Di sisi lain, mereka yang melakukannya diwajibkan mendaftar ke pihak berwenang, deikian menurut administrator lokal dan polisi di Xinjiang dikutip Radio Free Asia (RFA).
“Langkah-langkah Ramadhan sedang diambil,” kata seorang polisi desa di kotapraja Tokkuzak (Toukezhake) Kashgar. “Tujuannya untuk menghilangkan ketakutan [Uighur] yang takut berpuasa, selain keamanan, karena tidak boleh ada kesalahpahaman tentang kebijakan agama Partai [Komunis China]. Partai tidak pernah mengatakan melakukan penghapusan agama, tetapi untuk “China-isasi” (Sinicize).”

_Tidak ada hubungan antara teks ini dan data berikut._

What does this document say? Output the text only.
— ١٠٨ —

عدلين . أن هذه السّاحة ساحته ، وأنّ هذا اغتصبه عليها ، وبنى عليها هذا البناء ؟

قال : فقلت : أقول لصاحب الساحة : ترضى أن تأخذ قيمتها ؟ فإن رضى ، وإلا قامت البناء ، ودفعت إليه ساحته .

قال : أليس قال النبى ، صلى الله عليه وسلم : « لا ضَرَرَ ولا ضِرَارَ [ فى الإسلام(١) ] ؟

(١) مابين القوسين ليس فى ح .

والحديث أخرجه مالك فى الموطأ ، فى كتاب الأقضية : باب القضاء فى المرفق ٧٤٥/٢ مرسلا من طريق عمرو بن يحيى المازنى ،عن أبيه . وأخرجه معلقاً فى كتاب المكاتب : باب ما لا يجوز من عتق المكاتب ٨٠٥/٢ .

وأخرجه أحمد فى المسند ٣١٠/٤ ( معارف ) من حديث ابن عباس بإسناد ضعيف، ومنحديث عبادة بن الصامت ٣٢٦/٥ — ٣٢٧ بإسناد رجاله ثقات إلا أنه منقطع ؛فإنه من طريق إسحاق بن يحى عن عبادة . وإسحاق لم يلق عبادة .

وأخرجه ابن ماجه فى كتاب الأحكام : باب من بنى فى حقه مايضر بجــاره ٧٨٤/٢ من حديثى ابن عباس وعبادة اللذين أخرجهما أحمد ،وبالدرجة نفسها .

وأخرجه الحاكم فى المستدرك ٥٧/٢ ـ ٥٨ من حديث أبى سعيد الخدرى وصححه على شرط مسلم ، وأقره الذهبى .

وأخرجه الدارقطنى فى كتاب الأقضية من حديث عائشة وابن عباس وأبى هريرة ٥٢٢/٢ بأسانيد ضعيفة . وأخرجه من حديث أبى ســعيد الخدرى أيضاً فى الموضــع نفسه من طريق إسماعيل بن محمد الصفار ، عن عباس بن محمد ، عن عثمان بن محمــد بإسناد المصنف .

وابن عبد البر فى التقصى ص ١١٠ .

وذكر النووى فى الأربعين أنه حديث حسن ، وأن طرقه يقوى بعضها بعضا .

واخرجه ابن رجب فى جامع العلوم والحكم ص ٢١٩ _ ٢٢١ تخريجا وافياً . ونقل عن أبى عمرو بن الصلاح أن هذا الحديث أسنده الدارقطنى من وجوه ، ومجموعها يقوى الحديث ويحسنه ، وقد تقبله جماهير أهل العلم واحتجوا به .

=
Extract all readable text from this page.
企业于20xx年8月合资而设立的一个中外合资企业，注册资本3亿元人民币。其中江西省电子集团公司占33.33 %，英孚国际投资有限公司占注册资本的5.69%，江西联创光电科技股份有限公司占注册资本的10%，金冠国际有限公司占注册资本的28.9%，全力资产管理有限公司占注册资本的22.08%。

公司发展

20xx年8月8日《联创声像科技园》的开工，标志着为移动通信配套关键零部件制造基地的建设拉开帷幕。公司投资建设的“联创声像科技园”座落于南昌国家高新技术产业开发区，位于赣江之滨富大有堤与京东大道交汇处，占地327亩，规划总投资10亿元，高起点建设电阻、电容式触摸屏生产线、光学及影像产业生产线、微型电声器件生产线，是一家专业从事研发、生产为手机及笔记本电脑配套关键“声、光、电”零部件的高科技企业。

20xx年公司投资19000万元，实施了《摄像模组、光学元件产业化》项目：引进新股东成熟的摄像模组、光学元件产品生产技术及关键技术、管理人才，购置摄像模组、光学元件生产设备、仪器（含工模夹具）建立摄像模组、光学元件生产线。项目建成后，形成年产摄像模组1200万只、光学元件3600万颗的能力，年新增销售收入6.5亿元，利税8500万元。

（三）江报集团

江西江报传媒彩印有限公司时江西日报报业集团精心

Seorang pejabat desa yang mengawasi 10 keluarga di daerah Ghulja (Yining) di Prefektur Otonomi Ili Kazakh (Yili Hasake), mengatakan pendaftaran sudah berlangsung di komunitasnya dan untuk orang tua dan orang dewasa, tanpa anak usia sekolah diperbolehkan berpuasa.
“Sistem ini dirancang untuk menghindari agar agama tidak memberikan efek negatif pada pikiran anak-anak,” katanya. “Ada banyak propaganda tentang itu sekarang. Ada kader dari desa yang mendaftarkan orang-orang yang memenuhi kriteria puasa.”
Pengurus desa lain yang mengawasi 10 keluarga di kota Atush (Atushi) di Prefektur Otonomi Kizilsu Kirghiz mengatakan telah menerima pemberitahuan tentang pembatasan puasa dari otoritas setempat.
“Dari 10 keluarga yang saya pimpin, dua – Tahir dan Ahmet – diidentifikasi sebagai keluarga yang bisa berpuasa,” katanya. “Keduanya sudah sudah tua dan tidak punya anak di rumah.”
Seorang karyawan etnis Uighur di sebuah hotel yang dihubungi oleh RFA hari Rabu mengatakan dia tidak berani bicara apa-apa tentang bulan suci Ramadhan dan segera menutup telepon.
Melukis ‘gambar palsu’
Dalam beberapa tahun terakhir, pihak berwenang telah memperingatkan warga etnis Uighur bahwa mereka mendapat sanksi hukum karena berpuasa, termasuk bisa dikirim ke salah satu jaringan kamp interniran XUAR yang luas, di mana pihak berwenang diyakini telah menahan hingga 1,8 juta orang etnis Uighur dan minoritas Muslim lainnya sejak April. 2017.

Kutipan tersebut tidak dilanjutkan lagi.